Yes, that's what you are required to pay according to UK law. But like I said, skilled workers (such as software developers) which have bargaining power receive more in severance packages than what the law states they should get, as part of their contracts. Associated costs are usually referred to as restructuring charges.
I couldn't find numbers for restructuring charges for Lionhead specifically, but I did find this in the 2016 financial report for all of Microsoft:
That was for the entire company. If Lionhead has 100 employees costs for layoffs should be on the order of magnitude of tens of millions of dollars.
More in general about restructuring charges:
.
http://www.investopedia.com/terms/r/restructuring-charge.asp
Supporting my original point that layoffs and studio closures cost money up front, but pay off long term
So 4700 employees if I'm reading that right?
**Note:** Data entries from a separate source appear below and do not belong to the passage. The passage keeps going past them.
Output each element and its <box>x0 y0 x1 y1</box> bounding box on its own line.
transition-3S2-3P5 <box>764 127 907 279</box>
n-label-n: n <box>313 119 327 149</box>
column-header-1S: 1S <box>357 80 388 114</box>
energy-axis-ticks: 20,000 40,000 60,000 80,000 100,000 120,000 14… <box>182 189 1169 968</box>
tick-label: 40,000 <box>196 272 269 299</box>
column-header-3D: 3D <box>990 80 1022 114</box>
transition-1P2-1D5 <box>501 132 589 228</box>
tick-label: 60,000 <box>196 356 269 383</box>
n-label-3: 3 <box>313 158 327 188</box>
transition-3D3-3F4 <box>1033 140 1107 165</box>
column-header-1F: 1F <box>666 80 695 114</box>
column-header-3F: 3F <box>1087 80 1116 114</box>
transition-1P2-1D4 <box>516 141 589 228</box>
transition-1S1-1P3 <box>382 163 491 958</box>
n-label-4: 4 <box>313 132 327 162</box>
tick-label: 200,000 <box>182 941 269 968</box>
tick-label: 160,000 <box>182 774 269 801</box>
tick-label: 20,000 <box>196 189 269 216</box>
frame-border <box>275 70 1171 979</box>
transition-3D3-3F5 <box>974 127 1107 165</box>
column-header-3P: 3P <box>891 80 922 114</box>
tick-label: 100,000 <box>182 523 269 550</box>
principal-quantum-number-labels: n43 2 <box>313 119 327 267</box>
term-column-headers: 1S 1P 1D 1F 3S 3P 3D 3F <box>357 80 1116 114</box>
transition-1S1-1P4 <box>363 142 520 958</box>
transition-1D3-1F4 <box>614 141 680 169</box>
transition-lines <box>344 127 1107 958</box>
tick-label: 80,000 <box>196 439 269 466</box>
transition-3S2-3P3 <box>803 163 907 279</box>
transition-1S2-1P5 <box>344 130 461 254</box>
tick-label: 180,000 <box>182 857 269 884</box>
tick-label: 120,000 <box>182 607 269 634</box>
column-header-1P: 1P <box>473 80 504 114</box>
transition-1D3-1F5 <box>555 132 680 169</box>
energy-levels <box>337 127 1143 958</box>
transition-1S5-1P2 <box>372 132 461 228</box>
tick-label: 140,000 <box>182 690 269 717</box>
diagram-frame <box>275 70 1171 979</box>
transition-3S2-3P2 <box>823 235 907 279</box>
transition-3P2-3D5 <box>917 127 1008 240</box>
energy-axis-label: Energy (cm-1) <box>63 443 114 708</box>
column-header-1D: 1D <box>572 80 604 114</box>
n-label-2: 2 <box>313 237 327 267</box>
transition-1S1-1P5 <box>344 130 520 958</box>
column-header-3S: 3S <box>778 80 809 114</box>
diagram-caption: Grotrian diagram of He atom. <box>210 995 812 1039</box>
That's not just contract termination fees, that's over $100k each. That will be including relocation aswell as other factors that wouldn't be relevant to the closure of studios. I'm guessing a lot of that is from the Nokia/Mobile phone stuff? I can't remember exactly what went down with that though but I know they had major changes to it last year.
It might be more than what I said but I still have a hard time believing it's enough to offset them into a negative. Xbox makes a lot of money these days I think people understimate just how much. Don't forget they have Minecraft aswell under that umbrella which has sold another 50M since MS bought it. They could be making more, absolutely, but they still make roughly a billion revenue each month. When you're making that much money a million or 2 loss here and there doesn't really move the needle.
- Console price down 1/3 (-Kinect) after 1 year ($500->350)
- At it's first post launch Black Friday you could basically get the console for half it's launch price (-Kinect) through further reductions, rebates and pack-ins
- Even bigger reductions in (parts of) Europe
- Completely dead in Japan
- Underperforming exclusive titles
- Higher cost for exclusive deals through lower marketshare
- Cost of canceled Kinect
- What? They cut the cost of kinect out the box, what does that have to do with them losing money? If anything they were probably making even more money from that and it was $399, the kinect was $150 so that essentially gave them an extra $50.
- Again irrelevant, those consoles didn't come with kinect to the whole half price (which is a ridiculous statement anyway) is nonsense. Yes the price dropped a lot but so did the cost of manufacturing said bundles making this not really relevant to wether they're losing money on it or not
- Where? Lol
- How does this make them lose money? It doesn't, they just don't get money from Japan and the stock and whatnot will reflect that. They never had Japan in the first place.
- Agree but that's not a lot and it's spread out so it will only be a couple mill loss each month of development at best, considering their revenue is around a billion each month, a million or 2 is pennies and really not gonna move the needle (FL was roughly ~1.5M a month and that was an expensive game)
- Which exclusives? By the time lower marketshare was known the only deal that's really been done is ROTR and I DR4 and we don't know how much that cost but I doubt it's a whole lot in the grand scheme of things - hell we don't even know if money exchanged hands, or if they just gave up part of their 30% cut.
- How do you know it cost them money to kill off kinect? It's not like those kinect bundles were lying about, they eventually got sold. Does it cost money to slow down production of an item? If so, any idea how much?
your whole argument for them losing money is basically "the cost of the items went down" while ignoring so did the manfucaturing costs meaning it's possible (and likely) they evened themselves out, actually made more per item or didn't take as big of a hit as you seem to think. Dropping from $499 to $399 with kinect removal wasn't really a price drop in the normal sense.